A Burmese activist lights candles on a cake in front of a portrait of Myanmar's detained pro-democracy leader Aung San Suu Kyi during an event celebrating her birthday in Bucheon, west of Seoul June 20, 2010.

Credit: Reuters/Jo Yong-Hak/Files

YANGON | Thu Oct 21, 2010 5:07pm IST

YANGON (Reuters) - Myanmar's Supreme Court will hear an appeal lodged by detained Nobel laureate Aung San Suu Kyi against her house arrest on Oct. 29, one of her lawyers said on Thursday.

The appeal by Suu Kyi, figurehead of the fight against military rule in the Southeast Asian country, will be heard in the capital, Naypyitaw, by a panel of five judges, lawyer Kyi Win told Reuters.

She is due to be released on Nov. 13, six days after the country's first election in two decades.

She was sentenced to house arrest in August last year for allowing an American intruder to stay at her home in contravention of security rules.

The intruder, John Yettaw, said God had sent him to warn her she would be the target of an assassination plot.
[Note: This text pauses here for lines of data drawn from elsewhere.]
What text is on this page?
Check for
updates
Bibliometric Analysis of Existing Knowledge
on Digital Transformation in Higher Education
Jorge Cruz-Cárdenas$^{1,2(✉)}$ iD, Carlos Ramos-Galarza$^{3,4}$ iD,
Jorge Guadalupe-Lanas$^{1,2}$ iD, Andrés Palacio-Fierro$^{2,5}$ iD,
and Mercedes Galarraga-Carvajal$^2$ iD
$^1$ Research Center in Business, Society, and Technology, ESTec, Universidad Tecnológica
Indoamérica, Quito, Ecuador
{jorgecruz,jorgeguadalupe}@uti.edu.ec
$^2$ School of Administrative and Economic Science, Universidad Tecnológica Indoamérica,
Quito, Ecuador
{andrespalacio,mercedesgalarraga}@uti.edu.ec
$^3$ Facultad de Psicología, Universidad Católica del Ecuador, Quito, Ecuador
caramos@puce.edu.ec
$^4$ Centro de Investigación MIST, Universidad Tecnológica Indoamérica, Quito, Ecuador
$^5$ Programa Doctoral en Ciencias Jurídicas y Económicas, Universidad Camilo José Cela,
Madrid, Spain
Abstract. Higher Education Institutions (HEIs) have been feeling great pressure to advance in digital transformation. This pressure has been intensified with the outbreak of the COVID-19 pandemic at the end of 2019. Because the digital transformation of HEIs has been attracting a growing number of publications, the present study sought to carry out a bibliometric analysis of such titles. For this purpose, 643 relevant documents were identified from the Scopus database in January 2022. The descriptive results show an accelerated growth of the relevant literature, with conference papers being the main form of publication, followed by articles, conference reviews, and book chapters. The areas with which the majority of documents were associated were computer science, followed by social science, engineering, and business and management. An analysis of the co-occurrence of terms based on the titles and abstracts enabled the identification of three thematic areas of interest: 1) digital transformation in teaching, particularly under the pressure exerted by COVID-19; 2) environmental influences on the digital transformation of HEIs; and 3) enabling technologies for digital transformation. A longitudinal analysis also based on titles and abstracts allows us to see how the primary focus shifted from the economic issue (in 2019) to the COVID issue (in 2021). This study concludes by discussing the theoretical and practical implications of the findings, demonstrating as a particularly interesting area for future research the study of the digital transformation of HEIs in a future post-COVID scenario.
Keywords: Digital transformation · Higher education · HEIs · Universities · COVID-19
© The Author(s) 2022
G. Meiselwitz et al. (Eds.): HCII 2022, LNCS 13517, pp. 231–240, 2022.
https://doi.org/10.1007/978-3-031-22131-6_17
Speculation has been rife that the regime, rather than honour a pledge to release her, would find another reason to detain her in November to ensure a smooth transition for the government that will emerge from the election.

Suu Kyi, daughter of the leader of the former Burma's campaign for independence from British rule, won the Nobel Peace Prize in 1991, a year after her party swept Myanmar's last parliamentary election. The military ignored the result.

She has spent 15 of the past 21 years in detention, most of it under house arrest in Yangon.